Do you need to prohibit Java 20 to teach inheritance? Working with an outdated version as basis is fine, not accepting newer versions for no reason is something different imho.

> I still see an awful lot of projects in java 8 and only a few in java 11.

Sure, but that doesn't mean knowledge of newer features should be discouraged.



> Do you need to prohibit Java 20 to teach inheritance?

Java20 did not introduced inheritance, nor did it introduced any OO concept. Java20 adds no value to those learning OO. If you're writing java code but are not using any Java20 feature, you are not writing Java20 code.

> Working with an outdated version (...)

It is not outdated. You are not using any feature. You're just succumbing to the misplaced belief that new means more value. It doesn't, specially when the only thing that you get is more complexity.

> Sure, but that doesn't mean knowledge of newer features (...)

Repeat after me: Java20 adds no OO feature. You do not have to use Java20 to learn OO. OO courses are not java courses. Do you understand this?


> It is not outdated. [...] You're just succumbing to the misplaced belief that new means more value

Sure, technically you can still teach HTML in Internet Explorer 6 and OOP in Java 7 or something, but that has no added benefit and is actually more difficult to set up nowadays. And you can't deny that old versions are outdated when they don't even receive security updates anymore.

> the only thing that you get is more complexity.

What part of OOP basics got more complex in Java? And why teach Java at all if simpler OOP languages exist? Not to mention that avoiding complexity can actually be counterproductive for teaching. As an example, I got more than 5 years of Java-focused programming education and afterwards I still didn't know what a classpath is and couldn't write a single line outside an IDE because nobody wanted to expose complicated stuff to the students. Instead of forbidding students from using a newer Java version one should focus on the actually important part.

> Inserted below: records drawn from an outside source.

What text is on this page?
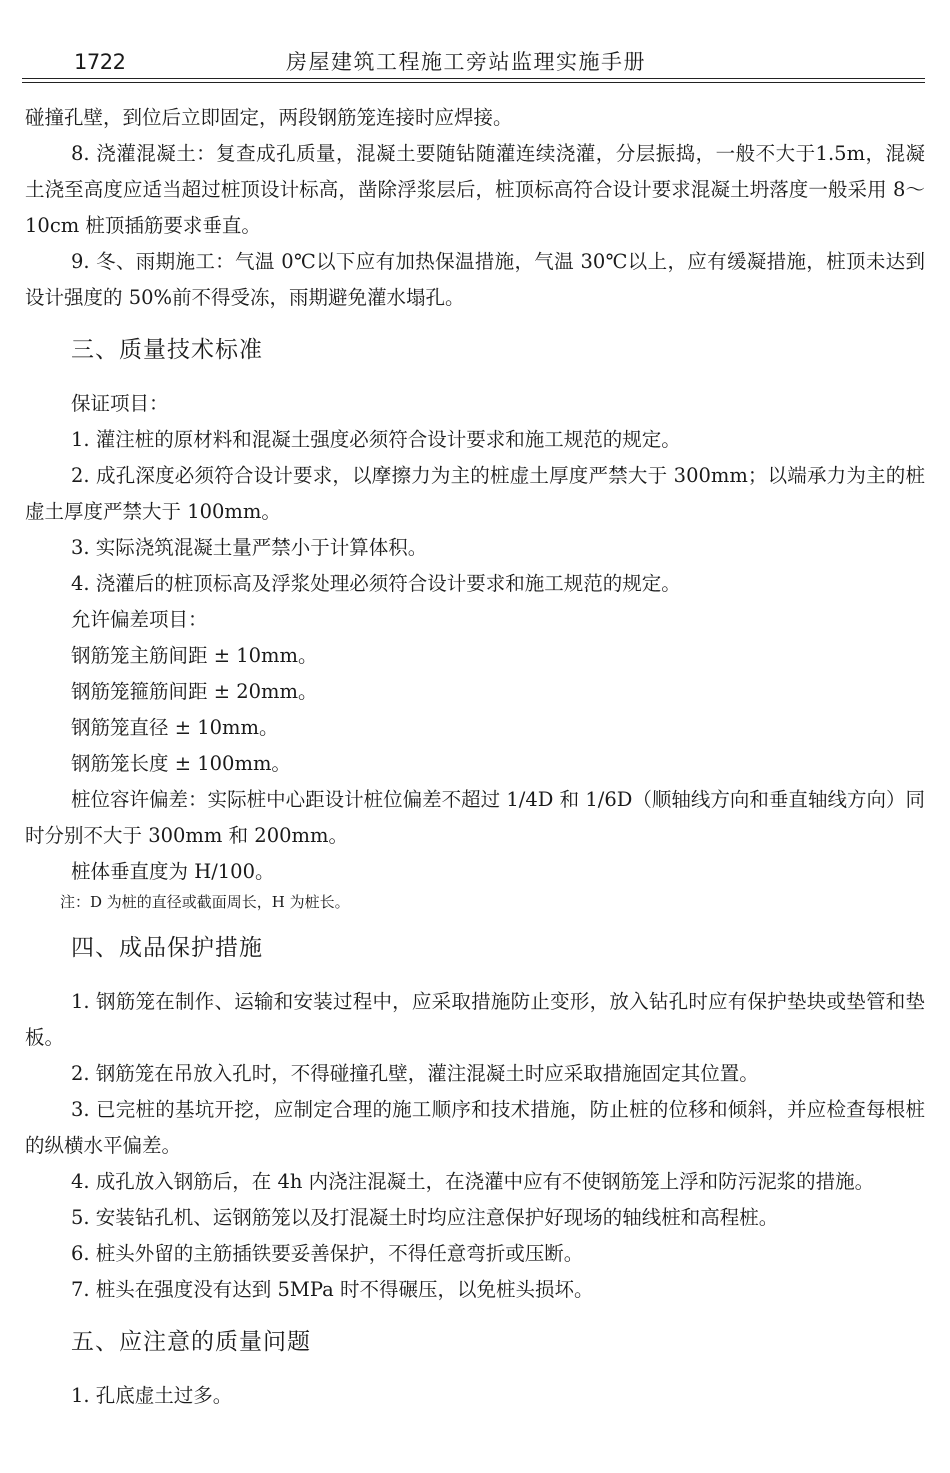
1722	房屋建筑工程施工旁站监理实施手册

碰撞孔壁，到位后立即固定，两段钢筋笼连接时应焊接。

8. 浇灌混凝土：复查成孔质量，混凝土要随钻随灌连续浇灌，分层振捣，一般不大于1.5m，混凝土浇至高度应适当超过桩顶设计标高，凿除浮浆层后，桩顶标高符合设计要求混凝土坍落度一般采用 8～10cm 桩顶插筋要求垂直。

9. 冬、雨期施工：气温 0℃以下应有加热保温措施，气温 30℃以上，应有缓凝措施，桩顶未达到设计强度的 50%前不得受冻，雨期避免灌水塌孔。

三、质量技术标准

保证项目：

1. 灌注桩的原材料和混凝土强度必须符合设计要求和施工规范的规定。

2. 成孔深度必须符合设计要求，以摩擦力为主的桩虚土厚度严禁大于 300mm；以端承力为主的桩虚土厚度严禁大于 100mm。

3. 实际浇筑混凝土量严禁小于计算体积。

4. 浇灌后的桩顶标高及浮浆处理必须符合设计要求和施工规范的规定。

允许偏差项目：

钢筋笼主筋间距 ± 10mm。

钢筋笼箍筋间距 ± 20mm。

钢筋笼直径 ± 10mm。

钢筋笼长度 ± 100mm。

桩位容许偏差：实际桩中心距设计桩位偏差不超过 1/4D 和 1/6D（顺轴线方向和垂直轴线方向）同时分别不大于 300mm 和 200mm。

桩体垂直度为 H/100。

注：D 为桩的直径或截面周长，H 为桩长。

四、成品保护措施

1. 钢筋笼在制作、运输和安装过程中，应采取措施防止变形，放入钻孔时应有保护垫块或垫管和垫板。

2. 钢筋笼在吊放入孔时，不得碰撞孔壁，灌注混凝土时应采取措施固定其位置。

3. 已完桩的基坑开挖，应制定合理的施工顺序和技术措施，防止桩的位移和倾斜，并应检查每根桩的纵横水平偏差。

4. 成孔放入钢筋后，在 4h 内浇注混凝土，在浇灌中应有不使钢筋笼上浮和防污泥浆的措施。

5. 安装钻孔机、运钢筋笼以及打混凝土时均应注意保护好现场的轴线桩和高程桩。

6. 桩头外留的主筋插铁要妥善保护，不得任意弯折或压断。

7. 桩头在强度没有达到 5MPa 时不得碾压，以免桩头损坏。

五、应注意的质量问题

1. 孔底虚土过多。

The reason is it creates extra work for the teachers (having to keep up with newer features, bigger diversity of solutions they receive) without much benefit regarding the substance of what they need to teach.

Some universities choose a more “exotic” but more stable programming language for that reason (like SML or Scheme or Smalltalk), but then also get criticized because it’s not a major industry standard.